International cases and the new State PensionPosted on: 25 May 2016 by James Hester
The State Pension is an important income that you could be eligible to receive when you reach State Pension age.
How working abroad affects your State Pension
From 6 April 2016 to get any new State Pension, you’ll need to have at least ten qualifying years on your National Insurance (NI) record when you reach State Pension age.
For most people in the UK, this means paying NI contributions which are deducted from your salary by your employer. However, if you have gained qualifying years in the European Economic Area (EEA) or a country which has a social security agreement with the UK, these can be counted towards the required 10 qualifying years.
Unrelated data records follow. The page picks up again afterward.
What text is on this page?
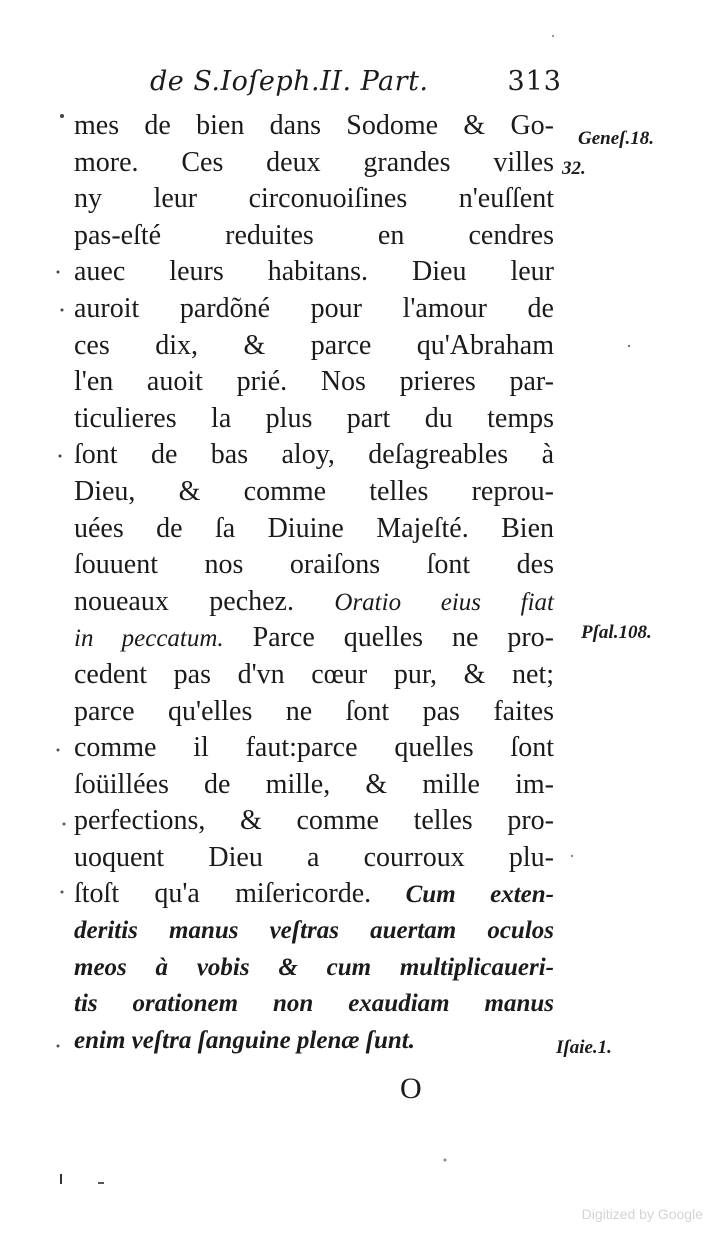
de S.Ioſeph.II. Part.	313
mes de bien dans Sodome & Go-
more. Ces deux grandes villes
ny leur circonuoiſines n'euſſent
pas-eſté reduites en cendres
auec leurs habitans. Dieu leur
auroit pardõné pour l'amour de
ces dix, & parce qu'Abraham
l'en auoit prié. Nos prieres par-
ticulieres la plus part du temps
ſont de bas aloy, deſagreables à
Dieu, & comme telles reprou-
uées de ſa Diuine Majeſté. Bien
ſouuent nos oraiſons ſont des
noueaux pechez. Oratio eius fiat
in peccatum. Parce quelles ne pro-
cedent pas d'vn cœur pur, & net;
parce qu'elles ne ſont pas faites
comme il faut:parce quelles ſont
ſoüillées de mille, & mille im-
perfections, & comme telles pro-
uoquent Dieu a courroux plu-
ſtoſt qu'a miſericorde. Cum exten-
deritis manus veſtras auertam oculos
meos à vobis & cum multiplicaueri-
tis orationem non exaudiam manus
enim veſtra ſanguine plenæ ſunt.
Geneſ.18.
32.
Pſal.108.
Iſaie.1.
O
Digitized by Google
But in these cases your new State Pension amount will be based on your UK qualifying years only.
If you are working in a country outside the EEA, which does not have a reciprocal social security agreement or a Double Contributions Convention with the UK you will continue to pay UK NI contributions for the first 52 weeks you are working abroad, so long as:
- Your employer has a business address in the UK
- You usually live in the UK
- You were living in the UK immediately before working abroad
- You are earning above a certain amount
Working for the UK government or armed forces
You will usually continue to pay UK NI contributions while working abroad if you are:
- A UK Civil Servant or other Government worker
- Working in an embassy, consular post or diplomatic mission
- A member of the armed forces
Payment of UK State Pension
The UK State Pension is paid on the basis of National Insurance contributions, not on the basis of nationality or citizenship, and it is paid worldwide to those who meet the entitlement conditions.
The UK is a member of the European Economic Area (EEA), so if you live in any of the other member countries and are entitled to a UK State Pension it will be increased each year. There are 32 member countries of the EEA, including for example Germany, France, and Ireland. The full list can be found here.
As well as the EEA there are countries with which the UK has a bilateral agreement that allows for annual uprating. These include for example the USA, Bermuda and Turkey. The full list can be found at: here..
How much will I get?
Remember, your total income in retirement could be made up of your State Pension, as well as your workplace pension and any private savings you may have built up.
The quickest way to find your State Pension is to check your State Pension online.
Check your State Pension is a new online service where you can find out what State Pension you may get, the earliest you can get it and if you can improve it. Once you have signed in, the service forecasts how much State Pension you may get at your State Pension age. It will also show your National Insurance record, if there are any gaps on your record and how to fill the gaps. If you are unable to access the online service, you can get a State Pension statement through the post instead. More information is available at: www.gov.uk/check-state-pension.